NU CILACAP ONLINE – Fenomena keagamaan yang berkelindan pada ruang-ruang publik, terutama jika menyoroti pada kegiatan yang dimotori habib dan para pengikutnya, mulai dari aksi masa hingga pembangunan makam-makam. Hal ini mempertanyakan apa substansi dan dampak dari gerakan mereka. Dikira ikut Habib otomatis masuk surga, Itu omong kosong!
Mantan Ketua PBNU KH Said Aqil Siradj mengemukakan hal itu dalam sebuah diskusi yang berlangsung hangat di podcast Akbar Faizal Uncensored (AFU) diunggah pada Senin, (31/3/2025).
Buya Said lanjut menegaskan bahwa dalam sejarah Islam, tidak ada ulama besar yang berasal dari kalangan habib.
Sebelumnya pewancara AFU, mengajukan pertanyaan yang tajam kepada KH Said Aqil Siradj mengenai kelompok tertentu yang dinilai kerap memobilisasi persepsi keagamaan secara eksklusif.
“Ada satu hal yang harus saya sampaikan di sini, Pak Kiai, tapi memang sedikit agak sensitif.
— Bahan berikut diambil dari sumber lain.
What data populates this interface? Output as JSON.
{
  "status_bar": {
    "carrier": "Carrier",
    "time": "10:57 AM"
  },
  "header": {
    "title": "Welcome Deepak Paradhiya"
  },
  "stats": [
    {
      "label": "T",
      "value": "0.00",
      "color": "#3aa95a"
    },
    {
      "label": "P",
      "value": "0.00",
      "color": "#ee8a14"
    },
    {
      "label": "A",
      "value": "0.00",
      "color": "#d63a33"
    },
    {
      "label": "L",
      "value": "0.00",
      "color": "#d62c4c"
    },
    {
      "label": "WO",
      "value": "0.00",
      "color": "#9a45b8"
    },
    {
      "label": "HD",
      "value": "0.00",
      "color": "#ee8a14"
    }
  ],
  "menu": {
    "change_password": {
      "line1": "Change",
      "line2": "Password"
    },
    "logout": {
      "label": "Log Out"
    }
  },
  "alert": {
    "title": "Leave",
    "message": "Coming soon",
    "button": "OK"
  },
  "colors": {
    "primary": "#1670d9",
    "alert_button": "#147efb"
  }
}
Tampaknya ada sekelompok masyarakat yang memobilisasi persepsi hingga seakan-akan jika berbeda dengan mereka, maka itu bukan Islam,” ujar AFU, menyinggung kelompok yang sering dikaitkan dengan Yaman.
Menanggapi pertanyaan tersebut, Buya Said panggilan akrab KH Said Aqil Siradj ini mengemukakan dengan tenang namun tegas dan menegaskan bahwa kelompok yang dimaksud tersebut itu tidak memiliki otoritas dalam ilmu keislaman.
“Mohon maaf, sebenarnya mereka tidak punya otoritas ilmu pengetahuan. Coba lihat, dalam forum-forum musyawarah alim ulama, ada tidak dari mereka? Tidak ada,” ujar mantan Ketua Umum PBNU itu.
Buya Said kemudian menegaskan bahwa keilmuan Islam memiliki standar yang jelas, yang didasarkan pada Al-Qur’an, hadits, ijmak ulama, dan qiyas.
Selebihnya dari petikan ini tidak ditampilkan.